Analisis Wacana Kritis Model Norman Fairclogh Dalam Berita Korupsi: Pungli di Sekolah

Abstract

Berdasarkan AWK model Norman Fairclough, dapat disimpulkan bahwa dalam berita korupsi tentang pungli di sekolah, terdiri atas tiga dimensi, yaitu: 1) dimensi linguistik teks, yang menampilkan beberapa aspek linguistik sebagai konsep dalam menjelaskan sebuah konteks, yaitu: a) penggunaan akronim, b) penggunaan idiom, dan c) penggunaan lawan kata; 2) dimensi penafsiran praktik wacana, yang mengungkapkan bahwa dalam memproduksi teks berita tentang pungli di sekolah, media rata-rata menggunakan strategi wacana nominasi dengan penyebutan aktor sosial, melalui prinsip kejelasan, kebenaran dan kesesuaian; 3) dimensi penjelasan sosio kultural yang terdiri atas: a) Tingkatan Situasional, menjelaskan bahwa pungutan liar yang terjadi di sekolah disebabkan adanya peluang, sikap pembiaran, lemahnya pengawasan, dan kurangnya nilai-nilai moral yang terintegrasi dalam kepribadian pemangku jabatan; 2) Tingkatan Institusional, menjelaskan bahwa pungutan liar yang terjadi di sekolah disebabkan faktor internal dan eksternal.

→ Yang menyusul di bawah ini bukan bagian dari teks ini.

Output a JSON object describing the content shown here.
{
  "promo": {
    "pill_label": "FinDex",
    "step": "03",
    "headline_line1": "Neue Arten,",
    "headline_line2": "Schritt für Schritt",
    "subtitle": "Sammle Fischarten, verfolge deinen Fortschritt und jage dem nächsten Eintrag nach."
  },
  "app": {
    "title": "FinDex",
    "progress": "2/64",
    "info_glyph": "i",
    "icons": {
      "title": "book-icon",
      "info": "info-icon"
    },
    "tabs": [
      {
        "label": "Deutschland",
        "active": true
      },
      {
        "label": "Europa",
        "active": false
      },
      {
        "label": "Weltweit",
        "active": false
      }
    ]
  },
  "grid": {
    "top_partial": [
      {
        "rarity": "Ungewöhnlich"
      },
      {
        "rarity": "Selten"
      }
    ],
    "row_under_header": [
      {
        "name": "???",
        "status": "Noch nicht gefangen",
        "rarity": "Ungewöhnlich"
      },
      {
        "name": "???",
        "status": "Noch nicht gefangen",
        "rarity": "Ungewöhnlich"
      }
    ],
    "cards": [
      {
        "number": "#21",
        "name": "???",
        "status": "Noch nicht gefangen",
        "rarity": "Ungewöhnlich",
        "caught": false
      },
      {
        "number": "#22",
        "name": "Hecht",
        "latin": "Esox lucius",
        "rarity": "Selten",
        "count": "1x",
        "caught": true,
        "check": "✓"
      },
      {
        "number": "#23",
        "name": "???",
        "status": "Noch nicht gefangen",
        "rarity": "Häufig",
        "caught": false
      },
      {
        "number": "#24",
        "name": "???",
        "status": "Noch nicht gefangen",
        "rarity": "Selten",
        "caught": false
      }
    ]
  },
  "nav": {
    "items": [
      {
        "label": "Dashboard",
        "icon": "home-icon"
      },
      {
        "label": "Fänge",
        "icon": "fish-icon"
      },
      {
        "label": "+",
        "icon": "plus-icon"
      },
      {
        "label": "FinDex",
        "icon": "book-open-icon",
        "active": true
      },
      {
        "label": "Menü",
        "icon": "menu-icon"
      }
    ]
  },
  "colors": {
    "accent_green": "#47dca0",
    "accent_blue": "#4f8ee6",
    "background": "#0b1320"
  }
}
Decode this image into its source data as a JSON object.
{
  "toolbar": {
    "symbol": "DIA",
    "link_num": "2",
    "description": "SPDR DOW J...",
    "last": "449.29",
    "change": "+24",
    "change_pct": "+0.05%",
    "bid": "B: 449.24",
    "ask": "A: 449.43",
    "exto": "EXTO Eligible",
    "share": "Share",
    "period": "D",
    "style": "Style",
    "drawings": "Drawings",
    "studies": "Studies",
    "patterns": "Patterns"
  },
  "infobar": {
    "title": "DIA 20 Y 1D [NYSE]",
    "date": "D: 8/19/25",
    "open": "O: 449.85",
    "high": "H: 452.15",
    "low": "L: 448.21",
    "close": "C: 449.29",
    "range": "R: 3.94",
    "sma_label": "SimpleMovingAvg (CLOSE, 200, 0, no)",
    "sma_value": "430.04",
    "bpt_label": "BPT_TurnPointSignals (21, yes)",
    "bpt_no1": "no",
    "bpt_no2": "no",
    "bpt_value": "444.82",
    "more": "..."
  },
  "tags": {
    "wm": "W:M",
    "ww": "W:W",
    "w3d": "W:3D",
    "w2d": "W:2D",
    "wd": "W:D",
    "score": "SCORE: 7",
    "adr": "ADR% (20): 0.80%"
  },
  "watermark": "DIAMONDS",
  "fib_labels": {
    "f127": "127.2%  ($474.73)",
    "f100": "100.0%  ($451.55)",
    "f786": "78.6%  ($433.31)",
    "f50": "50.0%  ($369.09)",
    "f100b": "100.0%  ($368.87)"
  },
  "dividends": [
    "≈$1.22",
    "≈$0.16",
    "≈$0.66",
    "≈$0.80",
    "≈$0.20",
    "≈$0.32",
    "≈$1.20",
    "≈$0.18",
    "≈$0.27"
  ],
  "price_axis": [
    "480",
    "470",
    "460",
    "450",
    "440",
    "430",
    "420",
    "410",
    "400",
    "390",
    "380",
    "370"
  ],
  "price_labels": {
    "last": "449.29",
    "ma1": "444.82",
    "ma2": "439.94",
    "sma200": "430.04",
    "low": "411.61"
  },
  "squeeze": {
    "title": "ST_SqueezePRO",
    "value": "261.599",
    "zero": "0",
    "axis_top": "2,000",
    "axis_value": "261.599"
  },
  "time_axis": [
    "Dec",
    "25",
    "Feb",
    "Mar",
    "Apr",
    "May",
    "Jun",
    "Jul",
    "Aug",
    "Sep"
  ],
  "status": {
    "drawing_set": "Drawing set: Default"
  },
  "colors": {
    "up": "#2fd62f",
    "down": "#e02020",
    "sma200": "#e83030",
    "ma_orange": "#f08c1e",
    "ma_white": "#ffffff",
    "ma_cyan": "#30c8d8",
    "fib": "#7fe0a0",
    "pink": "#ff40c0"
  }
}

Faktor internal dalam hal ini adalah budaya korupsi (pungli) yang berkembang dalam institusi yang dalam hal ini adalah sekolah. Faktor eksternal dalam hal ini adalah adanya desakan atau paksaan dari pihak luar seperti orang tua yang berkeinginan anaknya bersekolah di sekolah unggulan atau favorit dan adanya titipan atau jatah pejabat pemerintah atau anggota legislatif yang mengharuskan pihak sekolah untuk menerimanya dengan membukakan jalur khusus seperti offline ‘luar jaringan’; 3) Tingkatan Sosial, yang menjelaskan bahwa pungutan liar (pungli) termasuk dalam kategori kejahatan jabatan. Konsepnya yaitu menyalahgunakan kekuasaan. Selain itu juga dipicu oleh faktor ekonomi yaitu kurangnya kesejahteraan dan faktor politik dalam masa transisi peralihan SMA dari Kota Makassar ke Provinsi.